A nonsense mutation involves a change from a normal codon to a stop or termination codon.  This causes it to be shorter and most likely nonfunctional.  A frameshift mutation is the additon or deletion of nucleotides that are not in multiples of three nucleotides. They shift the reading frame so that different amino acid sequences occur downstream from the mutation. 




B.  Useful Materials


DNA Mutation (submiteed 2/6/11)




This YouTube video describes the different types of mutations and the possible affects that they could have on genes, proteins, and as a big picture, an organsim.  It talks about point mutations, frameshift mutations, and missense mutations. 






Tumor Growth (submitted 2/6/11):




This YouTube video talks about cancer and the causes of it.  Cancer occurs when cells divide uncontrollably.  This can occur if the cells or genes are mutated.  Certain genes that can be mutated that will lead to cancer are the tumor repressor gene and the proto- oncogene.   Certain cancers are known as benign, meaning that they stay in one area, affect one tissue, and aren't of big concern.  Other cancers can be malignant, which is dangerous for the body and involving many tissues. 

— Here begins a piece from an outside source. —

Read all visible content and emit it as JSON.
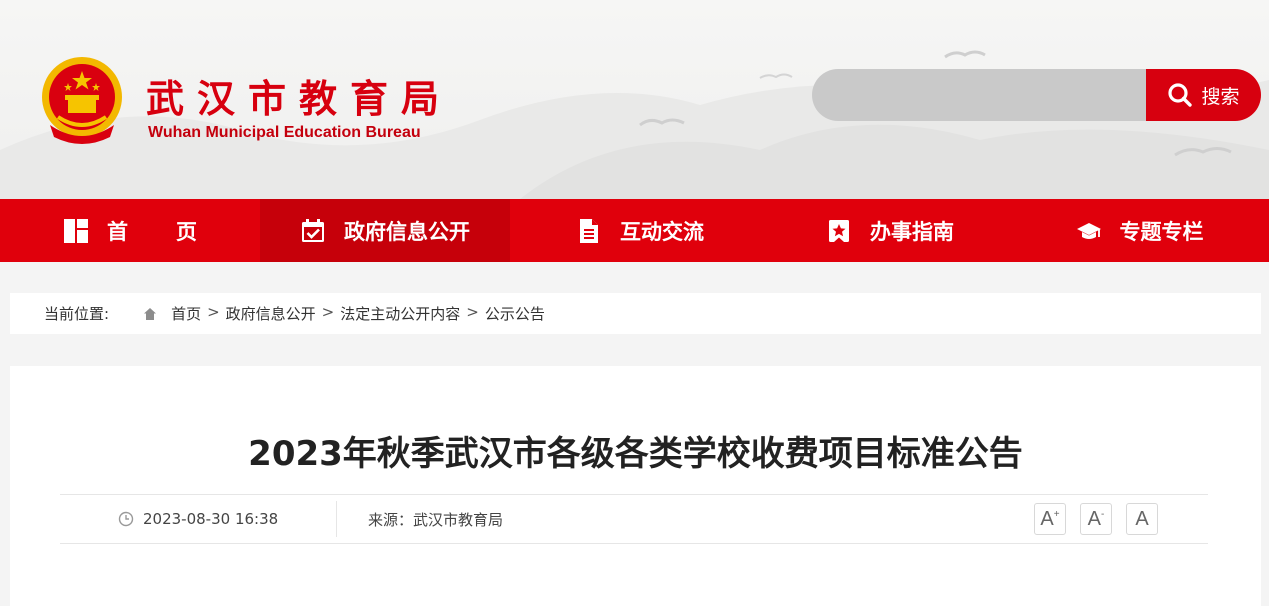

PubMed article (submitted 2/6/11): 




This article describes gene regulation and the importance of genes and their relationship to mRNA.  This article describes an experiment designed to test certain relationships between the genes and the effects they had on the mRNAs.  Also, B-cell function is related to type 2 diabetes. 



Comments (1)

Derek Weber said

at 12:00 am on Feb 16, 2011

Please see my comments from Chapter 13 in regard to the chapter summary.